EUA pressionam por cancelamento de ida de Bolsonaro à Rússia em meio à escalada de tensões na fronteira com a Ucrânia
Os Estados Unidos têm pressionado o governo de Jair Bolsonaro (PL) a cancelar a viagem do presidente brasileiro a Moscou, programada para ocorrer em meados de fevereiro, em mais uma ação para tentar isolar o líder russo, Vladimir Putin, em meio à escalada de tensões na fronteira com a Ucrânia.
Diplomatas americanos expressaram preocupação com o “timing” da visita. Na avaliação da Casa Branca, a recepção de Bolsonaro por Putin passaria a mensagem de que o Brasil apoia as ações do Kremlin no Leste europeu, dando legitimidade a algo que os EUA consideram uma violação do direito internacional.
Para o governo de Joe Biden, o cancelamento seria mais uma forma de mostrar a Putin que ele enfrentará isolamento diplomático caso não reduza a presença militar nas fronteiras ucranianas. O mesmo recado foi transmitido à Argentina, cujo presidente, Alberto Fernández, visita a Rússia nesta semana.
A crise foi desencadeada depois de o Kremlin mobilizar de 100 mil a 175 mil soldados em zonas próximas às fronteiras com a Ucrânia. Os Estados Unidos e aliados da Otan, a aliança militar ocidental, acusam Putin de preparar uma invasão do país vizinho, como fez em 2014, quando anexou a Crimeia.
Moscou, por sua vez, rejeita a expansão da Otan sobre territórios próximos à Rússia e quer a garantia de que a Ucrânia jamais fará parte do grupo. Putin nega qualquer intenção de promover uma invasão militar.
Segundo interlocutores, o secretário de Estado americano, Antony Blinken, durante conversa por telefone neste domingo (30) com o chanceler Carlos França, levantou novamente preocupações de que a viagem de Bolsonaro à Rússia seja interpretada como sinal de que o Brasil está tomando um lado no conflito.
Embora nas conversas não exista um pedido explícito de cancelamento da agenda, os argumentos americanos deixam claro que Washington atua para que a viagem não vá adiante e seja ao menos adiada.
Ainda de acordo com pessoas que acompanham o tema, o Itamaraty tem destacado aos interlocutores americanos que a passagem por Moscou não representará um respaldo de Bolsonaro a qualquer um dos lados. Afirmam ainda que as reuniões do presidente serão centradas na extensa pauta das relações bilaterais do Brasil com a Rússia –um parceiro do Brics (bloco também formado por Índia, China e África do Sul)–, que nada têm a ver com a situação geopolítica no Leste da Europa.
Diplomatas brasileiros dizem que, até agora, não há qualquer disposição em cancelar a ida a Moscou.
Nesta segunda (21), em entrevista à TV Record, Bolsonaro adotou o discurso do Itamaraty e afirmou que não pretende tratar da crise ucraniana com Putin. “A gente espera que tudo se resolva no maior clima de tranquilidade e harmonia, o Brasil é um país pacífico.

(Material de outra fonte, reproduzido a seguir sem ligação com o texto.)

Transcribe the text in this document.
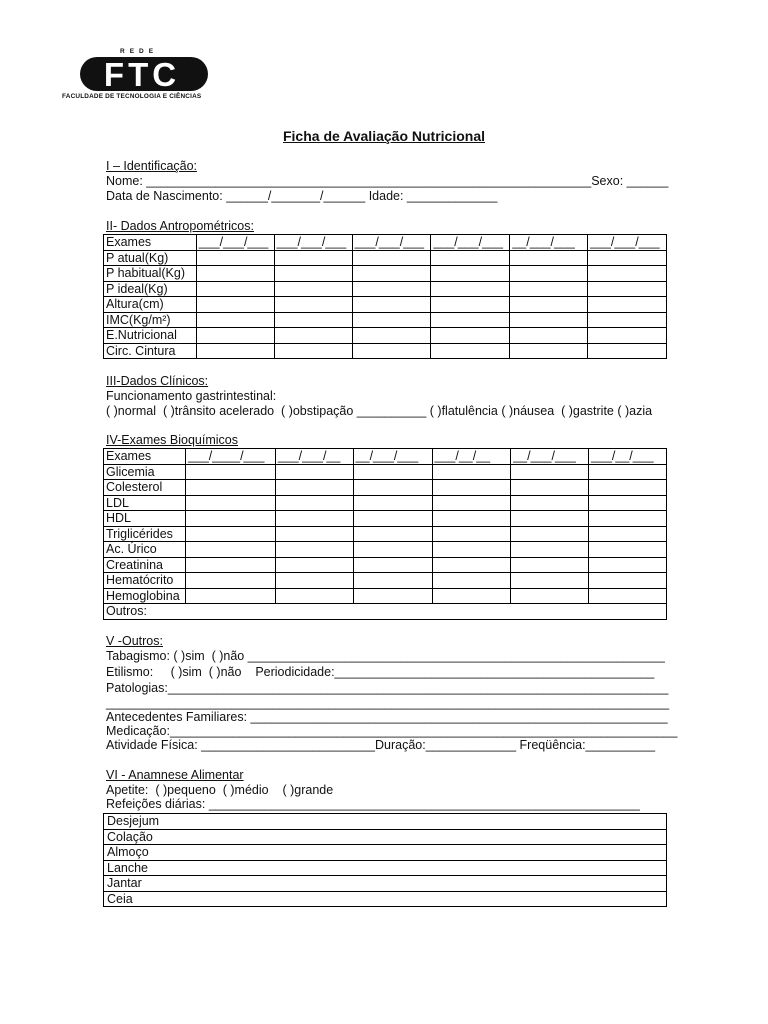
REDE
FTC
FACULDADE DE TECNOLOGIA E CIÊNCIAS
Ficha de Avaliação Nutricional
I – Identificação:
Nome: ________________________________________________________________Sexo: ______
Data de Nascimento: ______/_______/______ Idade: _____________
II- Dados Antropométricos:
Exames	___/___/___	___/___/___	___/___/___	___/___/___	__/___/___	___/___/___
P atual(Kg)						
P habitual(Kg)						
P ideal(Kg)						
Altura(cm)						
IMC(Kg/m²)						
E.Nutricional						
Circ. Cintura						
III-Dados Clínicos:
Funcionamento gastrintestinal:
( )normal  ( )trânsito acelerado  ( )obstipação __________ ( )flatulência ( )náusea  ( )gastrite ( )azia
IV-Exames Bioquímicos
Exames	___/____/___	___/___/__	__/___/___	___/__/__	__/___/___	___/__/___
Glicemia						
Colesterol						
LDL						
HDL						
Triglicérides						
Ac. Úrico						
Creatinina						
Hematócrito						
Hemoglobina						
Outros:						
V -Outros:
Tabagismo: ( )sim  ( )não ____________________________________________________________
Etilismo:     ( )sim  ( )não    Periodicidade:______________________________________________
Patologias:________________________________________________________________________
_________________________________________________________________________________
Antecedentes Familiares: ____________________________________________________________
Medicação:_________________________________________________________________________
Atividade Física: _________________________Duração:_____________ Freqüência:__________
VI - Anamnese Alimentar
Apetite:  ( )pequeno  ( )médio    ( )grande
Refeições diárias: ______________________________________________________________
Desjejum
Colação
Almoço
Lanche
Jantar
Ceia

Obviamente, se esse assunto [crise na Ucrânia] vier à pauta, será por parte do presidente Putin. Não da nossa parte”, disse o líder brasileiro.
O convite a Bolsonaro para ir a Moscou e o recém-iniciado mandato do Brasil no Conselho de Segurança da ONU (Organização das Nações Unidas) colocaram o Itamaraty no radar de Washington no esforço para isolar Putin. Blinken, por exemplo, tratou do tema com França em telefonema anterior, em 10 de janeiro.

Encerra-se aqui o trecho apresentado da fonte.